Publié le 14 décembre 2021 à 15h31
Jean-Louis Scotet, résistant de Spézet, à l’honneur

Jean-Louis Scotet, résistant né à Spézet, sera célébré dans sa ville natale. La 110e promotion d‘élèves-gendarmes de l’école de gendarmerie de Châteaulin a choisi son parrain et fêtera l’évènement le 16 décembre à 14 h 30, place de la Résistance. L’occasion de revenir sur le parcours de « Job la mitraille » par le biais d’une chronique.

Né le 26 octobre 1912, Jean-Louis Scotet est fils d’une ménagère et d’un cantonnier. Garde mobile, il est mobilisé dès le début de la seconde guerre mondiale et officie à la première puis à la 21e légion de G.R. En juin 1940, il est fait prisonnier par les Allemands mais parvient à s’évader et à rejoindre Paris, épuisé et malade. Il est ensuite affecté aux forces de gendarmerie de Paris-Est, au premier groupement de réserves motorisées de Charenton. En août 1942, il est admis à l’hôpital de Bégin et rejoint sa famille le mois suivant à Spézet, pour sa convalescence.


Des honneurs en plus pour « Job la mitraille »

Le pan le plus connu de son histoire démarre en octobre 1943 chez les Francs-tireurs et Partisans français. Il porte le pseudonyme de Joseph, et fut arrêté en novembre sur dénonciation. Il subit un interrogatoire musclé à la Kommandantur de Carhaix, avant de s’échapper, menottes aux poignets, sur le chemin de son transfert vers la gendarmerie.

Il rejoint ensuite le maquis au deuxième Bataillon Stalingrad, où sa durée de service paraît du 1er janvier 1944 jusqu’à la date de sa mort. Son pseudonyme est « Job la mitraille », il sera nommé au grade d’adjudant le 1er mai.

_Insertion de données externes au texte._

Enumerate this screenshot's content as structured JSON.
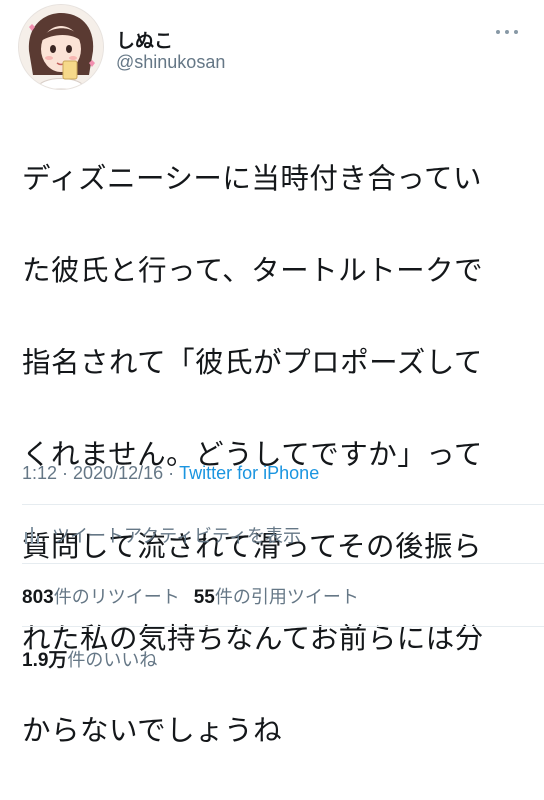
{
  "user": {
    "display_name": "しぬこ",
    "handle": "@shinukosan",
    "avatar_icon": "avatar-illustration"
  },
  "tweet": {
    "lines": [
      "ディズニーシーに当時付き合ってい",
      "た彼氏と行って、タートルトークで",
      "指名されて「彼氏がプロポーズして",
      "くれません。どうしてですか」って",
      "質問して流されて滑ってその後振ら",
      "れた私の気持ちなんてお前らには分",
      "からないでしょうね"
    ]
  },
  "meta": {
    "time": "1:12",
    "separator": "·",
    "date": "2020/12/16",
    "source": "Twitter for iPhone"
  },
  "activity": {
    "label": "ツイートアクティビティを表示",
    "icon": "bar-chart-icon"
  },
  "stats": {
    "retweets_count": "803",
    "retweets_label": "件のリツイート",
    "quotes_count": "55",
    "quotes_label": "件の引用ツイート"
  },
  "likes": {
    "count": "1.9万",
    "label": "件のいいね"
  },
  "colors": {
    "text": "#14171a",
    "secondary": "#657786",
    "link": "#1b95e0",
    "divider": "#e6ecf0"
  }
}
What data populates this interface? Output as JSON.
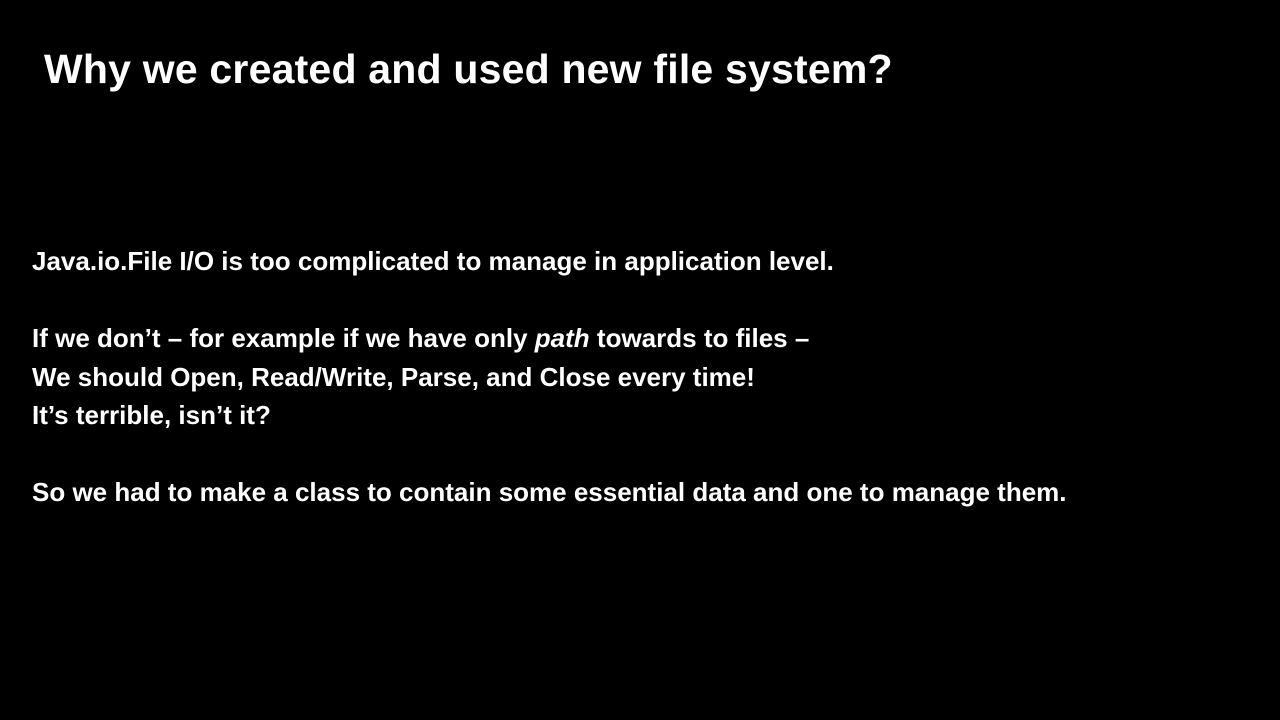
{
  "slide": {
    "title": "Why we created and used new file system?",
    "paragraph1": "Java.io.File I/O is too complicated to manage in application level.",
    "paragraph2": {
      "line1_before": "If we don’t – for example if we have only ",
      "line1_italic": "path",
      "line1_after": " towards to files –",
      "line2": "We should Open, Read/Write, Parse, and Close every time!",
      "line3": "It’s terrible, isn’t it?"
    },
    "paragraph3": "So we had to make a class to contain some essential data and one to manage them."
  },
  "colors": {
    "background": "#000000",
    "text": "#ffffff"
  }
}
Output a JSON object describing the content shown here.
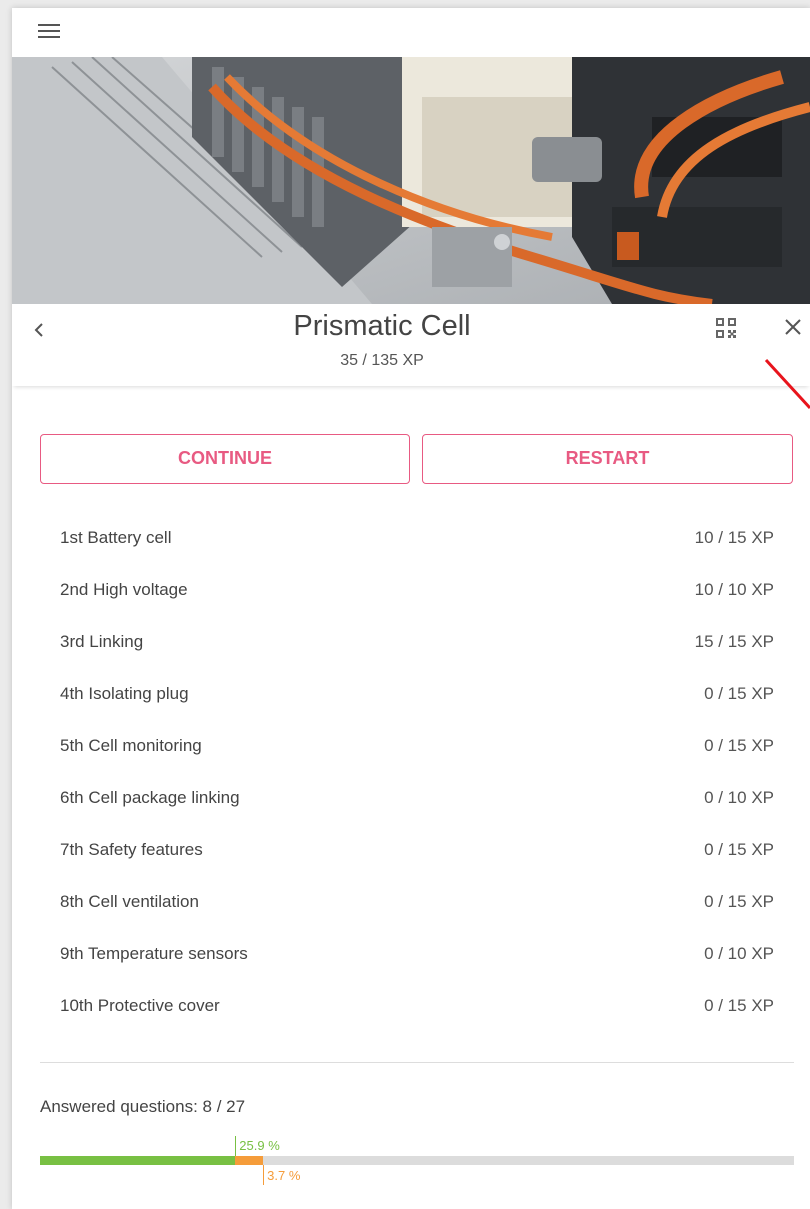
{
  "header": {
    "title": "Prismatic Cell",
    "xp": "35 / 135 XP"
  },
  "icons": {
    "menu": "hamburger-menu-icon",
    "back": "chevron-left-icon",
    "qr": "qr-code-icon",
    "close": "close-icon"
  },
  "actions": {
    "continue_label": "CONTINUE",
    "restart_label": "RESTART"
  },
  "chapters": [
    {
      "label": "1st  Battery cell",
      "xp": "10 / 15 XP"
    },
    {
      "label": "2nd  High voltage",
      "xp": "10 / 10 XP"
    },
    {
      "label": "3rd  Linking",
      "xp": "15 / 15 XP"
    },
    {
      "label": "4th  Isolating plug",
      "xp": "0 / 15 XP"
    },
    {
      "label": "5th  Cell monitoring",
      "xp": "0 / 15 XP"
    },
    {
      "label": "6th  Cell package linking",
      "xp": "0 / 10 XP"
    },
    {
      "label": "7th  Safety features",
      "xp": "0 / 15 XP"
    },
    {
      "label": "8th  Cell ventilation",
      "xp": "0 / 15 XP"
    },
    {
      "label": "9th  Temperature sensors",
      "xp": "0 / 10 XP"
    },
    {
      "label": "10th  Protective cover",
      "xp": "0 / 15 XP"
    }
  ],
  "progress": {
    "answered_label": "Answered questions: 8 / 27",
    "correct_pct": 25.9,
    "correct_label": "25.9 %",
    "wrong_pct": 3.7,
    "wrong_label": "3.7 %"
  },
  "colors": {
    "accent": "#e85a82",
    "correct": "#78c043",
    "wrong": "#f59c3a",
    "annotation_arrow": "#e8141c"
  }
}
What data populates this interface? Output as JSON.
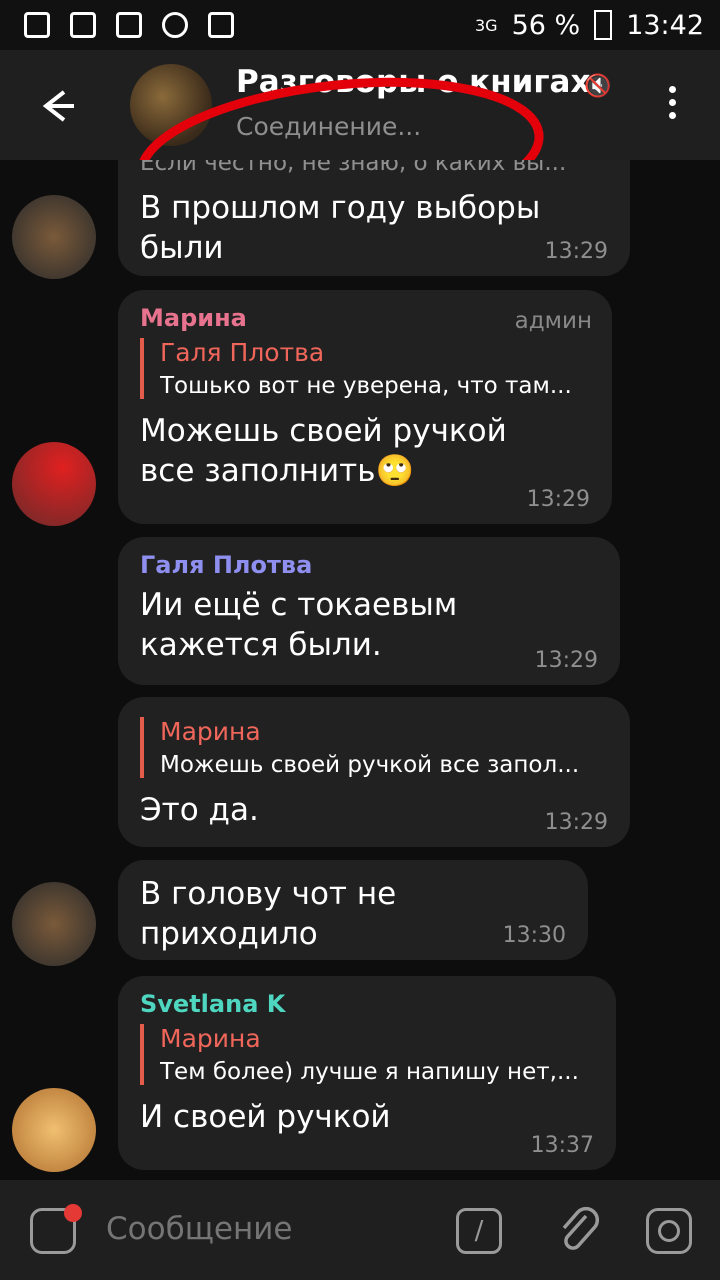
{
  "status_bar": {
    "battery": "56 %",
    "time": "13:42",
    "network": "3G"
  },
  "header": {
    "title": "Разговоры о книгах",
    "subtitle": "Соединение..."
  },
  "messages": [
    {
      "reply_text": "Если честно, не знаю, о каких вы...",
      "text": "В прошлом году выборы были",
      "time": "13:29"
    },
    {
      "sender": "Марина",
      "badge": "админ",
      "reply_name": "Галя Плотва",
      "reply_text": "Тошько вот не уверена, что там...",
      "text": "Можешь своей ручкой все заполнить🙄",
      "time": "13:29"
    },
    {
      "sender": "Галя Плотва",
      "text": "Ии ещё с токаевым кажется были.",
      "time": "13:29"
    },
    {
      "reply_name": "Марина",
      "reply_text": "Можешь своей ручкой все запол...",
      "text": "Это да.",
      "time": "13:29"
    },
    {
      "text": "В голову чот не приходило",
      "time": "13:30"
    },
    {
      "sender": "Svetlana K",
      "reply_name": "Марина",
      "reply_text": "Тем более) лучше я напишу нет,...",
      "text": "И своей ручкой",
      "time": "13:37"
    }
  ],
  "composer": {
    "placeholder": "Сообщение",
    "command_symbol": "/"
  },
  "colors": {
    "sender_marina": "#e8738f",
    "sender_galya": "#8f8ff0",
    "sender_svetlana": "#4fd6c0",
    "reply_accent": "#f0665a",
    "annotation": "#e3000b"
  }
}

Surpris au cours d’une mission par une patrouille allemande à Paule au lieu-dit Toul hallec, il fut grièvement blessé et opéré en secret à Gourin le 6 mai 1944. Le docteur Paul Lohéac se charge de cette opération et évoque cet épisode de sa vie dans « Un médecin français en déportation » : « c’est ainsi que le 6 mai 1944 j’ai l’occasion d’opérer à ma clinique, Joseph Scotet dit « job la mitraille », chef du maquis des Montagnes Noires (…)

L’opération terminée, ses camarades l’emmènent séance tenante en auto pour le cacher dans une ferme voisine. Mais quand, le lendemain, prévenu qu’il se trouve chez les Bouchard à Frétezac‘h je me rends à son chevet, il vient de mourir ».

Ses supérieurs le qualifient de « chef de groupe énergique » avec un « courage à toute épreuve ». Il sera décoré à titre posthume avec la mention « Mort pour la France », il obtient la Croix de guerre 1939-1945 avec palme en septembre 1945 et la Médaille de la Résistance Française le 18 janvier 1968.